Green Eyes: Green eyes are pretty rare, but you'd never know that from reading Roger Zelazny.

Just off the top of my head, we have:

Corwin, his siblings Fiona, Llewella, GĂ©rard and Brand, his father Oberon, his "grandmother" (depending on how literal Dworkin was being with that claim) the unicorn  in the Amber books, Carol Deith and Don Walsh from the Legion collection, Heidel von Hymack, ("the green-eyed saint from the stars") from To Die in Italbar, Evene from Jack of Shadows, Dennis and Lydia Guise from Bridge of Ashes, Sanza from The Keys to December, Arlata from The Changing Land, Eleanor in This Moment of the Storm, both Red Dorakeen and Leila from Roadmarks, Mara and Maia (and probably more I'm forgetting)  from Lord of Light, and Morgana from The Last Defender of Camelot.

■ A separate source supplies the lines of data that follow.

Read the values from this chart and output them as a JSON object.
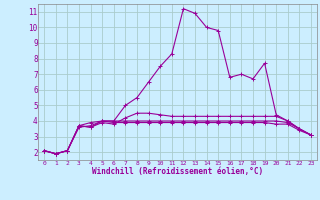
{
  "xlabel": "Windchill (Refroidissement éolien,°C)",
  "bg_color": "#cceeff",
  "line_color": "#990099",
  "grid_color": "#aacccc",
  "xlim": [
    -0.5,
    23.5
  ],
  "ylim": [
    1.5,
    11.5
  ],
  "xticks": [
    0,
    1,
    2,
    3,
    4,
    5,
    6,
    7,
    8,
    9,
    10,
    11,
    12,
    13,
    14,
    15,
    16,
    17,
    18,
    19,
    20,
    21,
    22,
    23
  ],
  "yticks": [
    2,
    3,
    4,
    5,
    6,
    7,
    8,
    9,
    10,
    11
  ],
  "series": [
    [
      2.1,
      1.9,
      2.1,
      3.7,
      3.6,
      4.0,
      4.0,
      5.0,
      5.5,
      6.5,
      7.5,
      8.3,
      11.2,
      10.9,
      10.0,
      9.8,
      6.8,
      7.0,
      6.7,
      7.7,
      4.4,
      4.0,
      3.5,
      3.1
    ],
    [
      2.1,
      1.9,
      2.1,
      3.7,
      3.6,
      3.9,
      3.8,
      4.2,
      4.5,
      4.5,
      4.4,
      4.3,
      4.3,
      4.3,
      4.3,
      4.3,
      4.3,
      4.3,
      4.3,
      4.3,
      4.3,
      4.0,
      3.5,
      3.1
    ],
    [
      2.1,
      1.9,
      2.1,
      3.6,
      3.7,
      4.0,
      4.0,
      4.0,
      4.0,
      4.0,
      4.0,
      4.0,
      4.0,
      4.0,
      4.0,
      4.0,
      4.0,
      4.0,
      4.0,
      4.0,
      4.0,
      3.9,
      3.5,
      3.1
    ],
    [
      2.1,
      1.9,
      2.1,
      3.7,
      3.9,
      4.0,
      3.9,
      3.9,
      3.9,
      3.9,
      3.9,
      3.9,
      3.9,
      3.9,
      3.9,
      3.9,
      3.9,
      3.9,
      3.9,
      3.9,
      3.8,
      3.8,
      3.4,
      3.1
    ]
  ]
}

Things I left out of this list.
Suicide is the biggy. Sure, it shows up in He Who Shapes and a A Rose for Eccelsiates, but it's not as pervasive as the other elements.

Some quick googling seems to suggest that I'm the first person to put together a Roger Zelazny drinking game. That can't be right, can it? If it is, then I feel kind of happy to have contributed in this way.